Prices up, demand down

"In my history of doing this, I’ve never had this many complaints," said Lisa Lynn, founder of LynFit. A well-known personal trainer, Lynn has her own line of weight- loss products, nutrition supplements and gym equipment. She sells her products online and is noticing the impact of high shipping costs.

"I already get a lot of complaints from customers about the cost of shipping," Lynn said. "You just always have to offer discounts to keep them ordering online." Lynn used to offer specials on free shipping but now she’s finding it impossible to cover shipping costs and still maintain profit margins . Offering free shipping resulted in more sales, but there's a delicate balance between maintaining profit margins and drawing in customers, she said.

"Sometimes shipping is the same as the cost of the product -- like with gym equipment," she said. "I’m sure I have lost a couple customers and I hate losing customers ."

John Hye, New Jersey-based founder of The Kids Fishing Shop, has had similar problems. After founding his online business in 2008, Hye used USPS to mail products to his customers because it was cheaper than UPS, and because the post office provides an array of boxes and supplies. But with this increase in shipping costs, Hye predicts that customers may look elsewhere.

"If people are going to scoff at the shipping prices, they’ll just go to Walmart or Target,” he said.

Hye began his company when he noticed how difficult it was to find a fishing rod for his nephew in stores.
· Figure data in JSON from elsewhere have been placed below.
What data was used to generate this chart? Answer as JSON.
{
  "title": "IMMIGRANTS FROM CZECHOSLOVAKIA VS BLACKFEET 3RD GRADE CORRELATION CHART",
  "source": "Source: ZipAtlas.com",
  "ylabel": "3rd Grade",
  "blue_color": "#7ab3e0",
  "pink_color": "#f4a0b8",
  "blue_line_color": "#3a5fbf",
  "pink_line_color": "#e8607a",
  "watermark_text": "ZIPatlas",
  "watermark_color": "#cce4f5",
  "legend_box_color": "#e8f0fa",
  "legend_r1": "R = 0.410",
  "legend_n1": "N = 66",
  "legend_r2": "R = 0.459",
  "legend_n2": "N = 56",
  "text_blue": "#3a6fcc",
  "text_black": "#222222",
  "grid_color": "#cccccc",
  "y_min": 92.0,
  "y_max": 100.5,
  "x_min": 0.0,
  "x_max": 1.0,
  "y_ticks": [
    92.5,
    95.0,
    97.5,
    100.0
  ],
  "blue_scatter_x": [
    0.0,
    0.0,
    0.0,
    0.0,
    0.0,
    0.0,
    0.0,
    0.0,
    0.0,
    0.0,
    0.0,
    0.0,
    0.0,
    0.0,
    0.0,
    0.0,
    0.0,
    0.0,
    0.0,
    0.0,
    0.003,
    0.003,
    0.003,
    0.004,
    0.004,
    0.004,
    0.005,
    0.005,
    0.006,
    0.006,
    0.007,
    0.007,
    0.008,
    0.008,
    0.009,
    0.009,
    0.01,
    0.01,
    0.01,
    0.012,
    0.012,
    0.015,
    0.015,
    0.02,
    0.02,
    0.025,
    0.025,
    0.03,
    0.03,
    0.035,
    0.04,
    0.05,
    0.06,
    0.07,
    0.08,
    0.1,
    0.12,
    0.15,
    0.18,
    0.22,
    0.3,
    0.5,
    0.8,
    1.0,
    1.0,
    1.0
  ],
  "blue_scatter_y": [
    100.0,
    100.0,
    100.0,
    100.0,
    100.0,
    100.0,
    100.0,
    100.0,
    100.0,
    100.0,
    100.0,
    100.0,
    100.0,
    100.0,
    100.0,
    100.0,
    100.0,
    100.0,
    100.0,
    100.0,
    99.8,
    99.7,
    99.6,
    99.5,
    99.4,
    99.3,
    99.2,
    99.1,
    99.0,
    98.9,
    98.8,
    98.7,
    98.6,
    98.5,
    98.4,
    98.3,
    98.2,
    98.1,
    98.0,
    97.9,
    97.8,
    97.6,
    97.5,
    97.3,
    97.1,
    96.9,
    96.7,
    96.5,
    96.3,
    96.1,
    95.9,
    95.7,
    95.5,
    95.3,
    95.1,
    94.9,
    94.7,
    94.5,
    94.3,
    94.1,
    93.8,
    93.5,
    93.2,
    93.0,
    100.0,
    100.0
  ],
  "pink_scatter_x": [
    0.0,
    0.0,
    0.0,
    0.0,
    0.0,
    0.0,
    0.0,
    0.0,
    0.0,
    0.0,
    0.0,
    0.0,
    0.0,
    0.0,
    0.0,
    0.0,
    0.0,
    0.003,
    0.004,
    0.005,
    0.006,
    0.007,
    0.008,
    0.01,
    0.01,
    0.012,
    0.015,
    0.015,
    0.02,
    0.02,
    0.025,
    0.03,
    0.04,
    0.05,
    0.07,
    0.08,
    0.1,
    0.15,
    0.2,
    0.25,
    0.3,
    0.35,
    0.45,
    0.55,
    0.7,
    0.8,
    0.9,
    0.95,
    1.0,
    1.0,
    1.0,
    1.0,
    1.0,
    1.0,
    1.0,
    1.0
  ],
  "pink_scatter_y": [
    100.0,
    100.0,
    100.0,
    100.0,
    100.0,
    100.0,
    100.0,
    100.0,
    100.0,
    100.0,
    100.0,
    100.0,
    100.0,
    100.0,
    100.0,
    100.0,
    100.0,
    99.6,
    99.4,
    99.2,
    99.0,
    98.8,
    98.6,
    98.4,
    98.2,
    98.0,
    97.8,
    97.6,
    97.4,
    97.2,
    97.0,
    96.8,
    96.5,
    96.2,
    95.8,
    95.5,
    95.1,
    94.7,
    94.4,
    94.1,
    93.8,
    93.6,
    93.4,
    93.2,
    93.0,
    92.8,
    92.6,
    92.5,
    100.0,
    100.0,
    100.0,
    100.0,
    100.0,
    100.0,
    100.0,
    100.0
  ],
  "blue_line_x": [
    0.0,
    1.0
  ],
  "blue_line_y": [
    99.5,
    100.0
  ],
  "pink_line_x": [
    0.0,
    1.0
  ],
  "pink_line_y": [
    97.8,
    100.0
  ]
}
His website creates an easy way for customers to buy fishing gear for kids, but a high shipping rate would negate the convenience of online shopping.

Passing the buck

The post office isn’t the only one raising its prices. Rising gas prices have forced all of the major shipping companies to increase costs and businesses are feeling it.

Another small business, I Love Blue Sea, a Bay Area-based company that ships fresh, sustainable seafood, uses FedEx for overnight shipping. Co-founder Jessica Bay said that since customers pay for shipping, any increase in cost is transferred to them.

"We’re hoping the increase in prices is so mild that we don’t feel the difference," she said.

Meanwhile, CellarThief, a small business that ships wine to customers, has a different strategy.

"Because shipping is such an expensive part of what we offer, it’s difficult to pass it on to the customer," said co-founder Ryan Bettencourt. "We’re competing with somebody going down the street and buying a bottle of wine."

CellarThief incorporates the cost of shipping into the price of wine, but in doing so cuts into its profits. The company uses FedEx, but Bettencourt complained that those shipping costs have also gone up.

"Prices everywhere are increasing, and anything that happens with shipping impacts our business." He said. "Ultimately, we take a very slim profit margin."